Faithful Service Continues
After more heartbreaking delays, interrogations, and imprisonments, I was at last able to return to Germany—ten years to the day since I had left! I was reunited with my mother, a faithful Witness, and we had many experiences to share. As I slowly regained my health, I began to witness full-time again, now in Schweinfurt. And what a pleasure it was to help prepare for our first postwar convention, which we held in Nuremberg right where Hitler had proudly paraded his troops! I was later thrilled to be accepted to the Watchtower School of Gilead in the United States, where I would be trained as a missionary.
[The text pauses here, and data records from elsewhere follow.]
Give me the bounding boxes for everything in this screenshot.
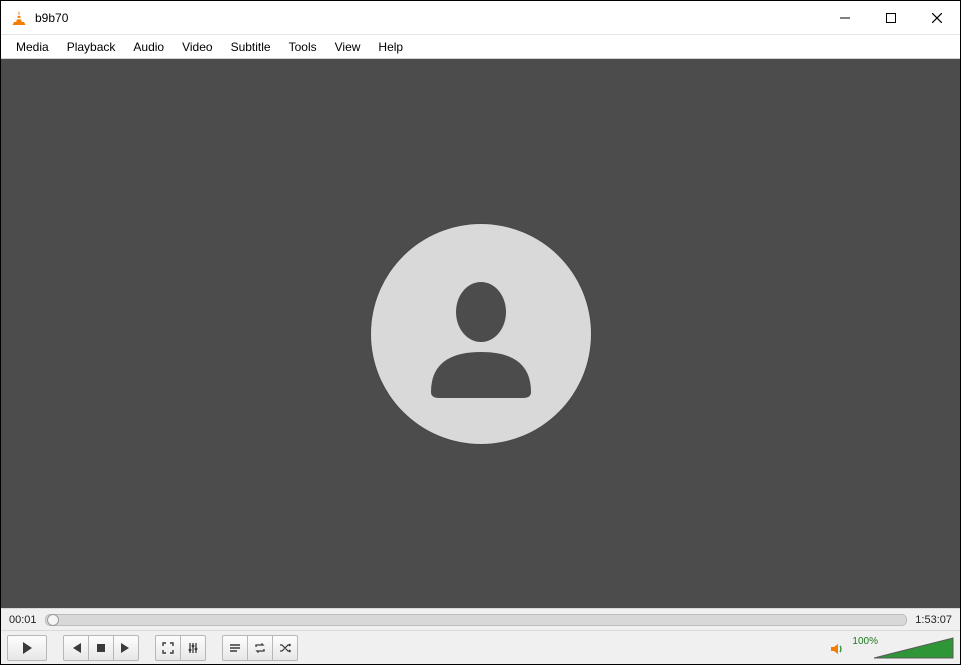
stop-icon bbox=[96, 643, 106, 653]
menu-subtitle[interactable]: Subtitle bbox=[222, 37, 280, 57]
play-button[interactable] bbox=[7, 635, 47, 661]
menu-media[interactable]: Media bbox=[7, 37, 58, 57]
fullscreen-button[interactable] bbox=[155, 635, 181, 661]
playlist-button[interactable] bbox=[222, 635, 248, 661]
shuffle-icon bbox=[279, 642, 291, 654]
seek-row: 00:01 1:53:07 bbox=[1, 608, 960, 630]
stop-button[interactable] bbox=[88, 635, 114, 661]
time-elapsed[interactable]: 00:01 bbox=[9, 614, 37, 626]
app-window: b9b70 Media Playback Audio Video Subtitl… bbox=[0, 0, 961, 665]
loop-icon bbox=[254, 642, 266, 654]
seek-thumb[interactable] bbox=[47, 614, 59, 626]
close-button[interactable] bbox=[914, 2, 960, 34]
play-icon bbox=[20, 641, 34, 655]
speaker-icon bbox=[829, 641, 845, 657]
volume-slider[interactable] bbox=[874, 637, 954, 659]
minimize-button[interactable] bbox=[822, 2, 868, 34]
seek-slider[interactable] bbox=[45, 614, 908, 626]
vlc-cone-icon bbox=[11, 10, 27, 26]
previous-button[interactable] bbox=[63, 635, 89, 661]
view-group bbox=[155, 635, 206, 661]
volume-label: 100% bbox=[852, 636, 878, 647]
menu-playback[interactable]: Playback bbox=[58, 37, 125, 57]
titlebar: b9b70 bbox=[1, 1, 960, 35]
skip-previous-icon bbox=[70, 642, 82, 654]
window-title: b9b70 bbox=[35, 11, 68, 25]
fullscreen-icon bbox=[162, 642, 174, 654]
menu-video[interactable]: Video bbox=[173, 37, 221, 57]
mute-button[interactable] bbox=[828, 641, 846, 657]
skip-next-icon bbox=[120, 642, 132, 654]
maximize-button[interactable] bbox=[868, 2, 914, 34]
menu-help[interactable]: Help bbox=[369, 37, 412, 57]
cover-art-placeholder bbox=[371, 224, 591, 444]
shuffle-button[interactable] bbox=[272, 635, 298, 661]
sliders-icon bbox=[187, 642, 199, 654]
loop-button[interactable] bbox=[247, 635, 273, 661]
controls-row: 100% bbox=[1, 630, 960, 664]
volume-control: 100% bbox=[828, 636, 954, 659]
video-area[interactable] bbox=[1, 59, 960, 608]
menu-audio[interactable]: Audio bbox=[124, 37, 173, 57]
skip-group bbox=[63, 635, 139, 661]
menu-view[interactable]: View bbox=[326, 37, 370, 57]
menubar: Media Playback Audio Video Subtitle Tool… bbox=[1, 35, 960, 59]
extended-settings-button[interactable] bbox=[180, 635, 206, 661]
next-button[interactable] bbox=[113, 635, 139, 661]
menu-tools[interactable]: Tools bbox=[280, 37, 326, 57]
person-icon bbox=[411, 264, 551, 404]
playlist-group bbox=[222, 635, 298, 661]
playlist-icon bbox=[229, 642, 241, 654]
time-total[interactable]: 1:53:07 bbox=[915, 614, 952, 626]
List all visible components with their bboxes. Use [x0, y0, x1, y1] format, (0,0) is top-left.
At a gathering shortly before I left for Gilead, I met Lillian Gobitas, who had played a key part in the struggle for religious freedom on the flag-salute issue in the United States. She told me that she enjoyed the solos I sang at the gathering, and I simply smiled because I couldn’t understand her. I kept smiling, and she kept talking. We ended up getting married! That was after both of us had graduated from Gilead, of course, and were working as missionaries in Austria.
In time, my health problems forced us to return to the United States. Since then we have had two lovely children, a son and a daughter. We have been delighted to see them both embrace the truth. As my health improved, I helped out in congregations in the United States and Canada. The work never stops, and we try to keep up with it. I still look back on those years of underground work with fondness. The Nazis couldn’t stop us, because Jehovah was with us. Clearly, he still blesses the work, and nothing will stop it until it is done to his satisfaction!—As told by Erwin Klose.